What I like about photography and which is very present in my work is the idea of time. I am on the lookout for such fleeting moments in our lives.
Viensvoir: would you like the spectator to be breathless when looking at your photos?
Cig Harvey: That would be fantastic, of course, but maybe it’s too much to ask, right? My greatest wish would be that my photos help to appreciate these things in everyday life.
Is that your daughter, in the picture?
Yes, I often photograph my loved ones. Simply because all these photos are my life. So it just so happens that I have a daughter (you can feel an infinite love when she talks about her) and that it is a very important part of my life. And I think the day I became a mother, I became a better photographer.

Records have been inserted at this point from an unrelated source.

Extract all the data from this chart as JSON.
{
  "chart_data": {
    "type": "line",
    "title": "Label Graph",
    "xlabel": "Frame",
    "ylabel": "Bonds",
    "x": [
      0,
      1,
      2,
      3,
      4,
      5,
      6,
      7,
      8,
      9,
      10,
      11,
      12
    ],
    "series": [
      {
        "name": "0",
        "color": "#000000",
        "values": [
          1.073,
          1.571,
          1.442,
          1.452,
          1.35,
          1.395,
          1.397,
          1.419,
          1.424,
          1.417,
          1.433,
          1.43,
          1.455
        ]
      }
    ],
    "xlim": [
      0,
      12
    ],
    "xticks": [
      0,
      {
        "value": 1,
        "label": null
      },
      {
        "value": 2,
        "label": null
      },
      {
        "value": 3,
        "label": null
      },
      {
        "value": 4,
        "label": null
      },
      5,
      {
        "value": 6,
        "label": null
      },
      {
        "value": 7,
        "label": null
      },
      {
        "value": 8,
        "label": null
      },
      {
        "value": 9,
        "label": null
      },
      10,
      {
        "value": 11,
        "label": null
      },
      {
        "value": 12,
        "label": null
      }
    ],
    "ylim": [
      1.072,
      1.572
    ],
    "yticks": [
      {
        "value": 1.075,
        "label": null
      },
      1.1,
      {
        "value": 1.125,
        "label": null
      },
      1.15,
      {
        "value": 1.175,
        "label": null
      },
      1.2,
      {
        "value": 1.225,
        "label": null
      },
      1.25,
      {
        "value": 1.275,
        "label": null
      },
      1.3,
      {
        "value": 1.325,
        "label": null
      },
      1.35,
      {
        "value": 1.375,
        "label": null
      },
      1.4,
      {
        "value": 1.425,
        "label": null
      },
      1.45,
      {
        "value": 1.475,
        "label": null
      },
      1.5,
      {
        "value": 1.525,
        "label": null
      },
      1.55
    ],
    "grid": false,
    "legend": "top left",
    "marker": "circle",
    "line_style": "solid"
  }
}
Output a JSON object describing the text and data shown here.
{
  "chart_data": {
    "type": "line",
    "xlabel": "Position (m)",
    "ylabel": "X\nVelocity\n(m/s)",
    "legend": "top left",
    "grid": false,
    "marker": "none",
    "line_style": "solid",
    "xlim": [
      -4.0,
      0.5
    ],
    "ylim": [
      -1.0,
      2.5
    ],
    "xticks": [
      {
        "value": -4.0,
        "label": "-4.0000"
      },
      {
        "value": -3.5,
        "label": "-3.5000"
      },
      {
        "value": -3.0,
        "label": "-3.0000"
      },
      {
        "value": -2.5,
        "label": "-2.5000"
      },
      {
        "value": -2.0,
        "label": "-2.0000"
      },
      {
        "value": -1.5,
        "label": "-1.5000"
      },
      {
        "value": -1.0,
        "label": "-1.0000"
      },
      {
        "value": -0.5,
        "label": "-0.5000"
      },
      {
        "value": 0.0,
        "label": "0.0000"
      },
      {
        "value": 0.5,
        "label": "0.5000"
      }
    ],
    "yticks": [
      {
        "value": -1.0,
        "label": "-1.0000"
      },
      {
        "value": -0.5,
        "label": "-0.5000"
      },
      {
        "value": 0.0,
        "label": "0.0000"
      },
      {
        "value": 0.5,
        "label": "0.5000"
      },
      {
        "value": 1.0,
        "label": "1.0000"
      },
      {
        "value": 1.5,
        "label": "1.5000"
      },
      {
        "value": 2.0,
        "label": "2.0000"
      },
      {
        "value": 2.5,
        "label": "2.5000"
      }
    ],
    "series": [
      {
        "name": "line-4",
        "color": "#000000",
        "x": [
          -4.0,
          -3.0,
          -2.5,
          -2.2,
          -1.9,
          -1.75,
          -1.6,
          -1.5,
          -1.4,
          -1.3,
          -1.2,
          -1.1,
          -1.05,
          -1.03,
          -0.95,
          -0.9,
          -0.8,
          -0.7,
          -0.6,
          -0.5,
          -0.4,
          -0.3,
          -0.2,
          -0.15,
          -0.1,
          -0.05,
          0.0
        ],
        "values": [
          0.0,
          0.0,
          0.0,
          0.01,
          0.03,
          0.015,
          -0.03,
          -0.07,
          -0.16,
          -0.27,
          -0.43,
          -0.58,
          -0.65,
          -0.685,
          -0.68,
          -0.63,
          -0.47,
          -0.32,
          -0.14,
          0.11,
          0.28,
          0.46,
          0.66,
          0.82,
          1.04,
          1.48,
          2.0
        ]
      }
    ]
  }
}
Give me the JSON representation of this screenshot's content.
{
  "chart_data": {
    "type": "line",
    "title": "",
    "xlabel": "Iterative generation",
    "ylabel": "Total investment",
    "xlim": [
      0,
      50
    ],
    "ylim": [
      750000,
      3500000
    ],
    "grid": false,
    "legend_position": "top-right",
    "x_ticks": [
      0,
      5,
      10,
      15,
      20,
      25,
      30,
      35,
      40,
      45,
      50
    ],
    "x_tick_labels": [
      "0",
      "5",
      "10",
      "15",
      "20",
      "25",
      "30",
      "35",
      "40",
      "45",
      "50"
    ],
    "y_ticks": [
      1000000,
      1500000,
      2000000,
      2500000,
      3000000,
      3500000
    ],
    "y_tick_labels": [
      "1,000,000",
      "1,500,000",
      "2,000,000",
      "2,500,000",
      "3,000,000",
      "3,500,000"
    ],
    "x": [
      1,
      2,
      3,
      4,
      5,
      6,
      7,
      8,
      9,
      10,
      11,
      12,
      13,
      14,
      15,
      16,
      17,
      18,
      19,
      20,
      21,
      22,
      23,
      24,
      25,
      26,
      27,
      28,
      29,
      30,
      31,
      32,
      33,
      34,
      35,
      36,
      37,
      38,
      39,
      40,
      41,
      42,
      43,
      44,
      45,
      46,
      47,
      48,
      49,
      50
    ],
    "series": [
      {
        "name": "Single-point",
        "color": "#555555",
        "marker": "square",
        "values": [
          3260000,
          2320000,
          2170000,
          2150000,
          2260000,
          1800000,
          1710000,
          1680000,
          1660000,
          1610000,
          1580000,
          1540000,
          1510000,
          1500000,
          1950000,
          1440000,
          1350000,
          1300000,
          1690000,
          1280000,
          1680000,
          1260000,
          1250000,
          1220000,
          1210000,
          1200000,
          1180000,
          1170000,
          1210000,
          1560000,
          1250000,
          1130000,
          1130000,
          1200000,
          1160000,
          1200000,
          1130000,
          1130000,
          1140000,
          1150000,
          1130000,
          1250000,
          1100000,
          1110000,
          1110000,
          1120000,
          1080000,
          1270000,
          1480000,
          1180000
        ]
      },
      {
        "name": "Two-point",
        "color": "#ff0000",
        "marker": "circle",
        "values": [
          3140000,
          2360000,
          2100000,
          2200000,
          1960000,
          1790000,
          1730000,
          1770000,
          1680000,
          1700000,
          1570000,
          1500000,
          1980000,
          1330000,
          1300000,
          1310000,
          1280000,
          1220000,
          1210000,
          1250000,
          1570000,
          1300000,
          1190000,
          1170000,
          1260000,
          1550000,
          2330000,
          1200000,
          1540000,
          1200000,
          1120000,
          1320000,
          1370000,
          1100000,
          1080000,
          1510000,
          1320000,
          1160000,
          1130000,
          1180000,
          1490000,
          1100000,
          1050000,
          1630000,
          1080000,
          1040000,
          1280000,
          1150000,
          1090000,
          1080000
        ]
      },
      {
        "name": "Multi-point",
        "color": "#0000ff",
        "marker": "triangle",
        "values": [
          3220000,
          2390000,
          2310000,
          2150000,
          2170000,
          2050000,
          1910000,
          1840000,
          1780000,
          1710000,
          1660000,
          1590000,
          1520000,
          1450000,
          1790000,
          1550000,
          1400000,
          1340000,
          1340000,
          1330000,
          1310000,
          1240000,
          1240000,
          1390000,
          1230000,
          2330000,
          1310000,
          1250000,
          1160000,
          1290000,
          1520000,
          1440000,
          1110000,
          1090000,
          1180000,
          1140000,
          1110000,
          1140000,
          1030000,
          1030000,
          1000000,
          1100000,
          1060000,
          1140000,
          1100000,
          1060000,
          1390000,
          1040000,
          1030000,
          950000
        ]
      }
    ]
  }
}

© CIG HARVEY, COURTESY PRIX VIRGINIA

This photo, unlike most others, is a constructed photo. And it’s a good story too, even if no one buys this picture (laughs)! It’s my stepfather’s dentures, an old man today. When he comes to our house, he leaves it in the bathroom all night and unlike him, I get up early in the morning (I always write in the morning, before the house is awake: writing, for me, is a way to access my ideas), I walk past these teeth… I took them and tried to photograph them in the kitchen, outside, in my photo studio and finally, I put them in front of a pink wall and there it worked. Because this color is a form of innocence in front of the old man’s teeth, something a little sinister, but at the same time, a kind of smile. And I also think of all the stories that this mouth could tell.
Do you retouch your photos a lot?
No, simple retouching of contrast or color. I’m really obsessed with color. But my job, more than making images, is to find them, to be open to my senses when I photograph.

© CIG HARVEY, COURTESY PRIX VIRGINIA

I was supposed to photograph these specimens for a magazine. They arrived by post, but the transport had damaged them. They were at the same time so beautiful and so damaged, like a metaphor of life where everything can go well and then, suddenly, change. I couldn’t fix them, but I could give them back some of their natural environment.
Do you photograph every day?
Every day. I try to photograph what touches me and what is important in my life.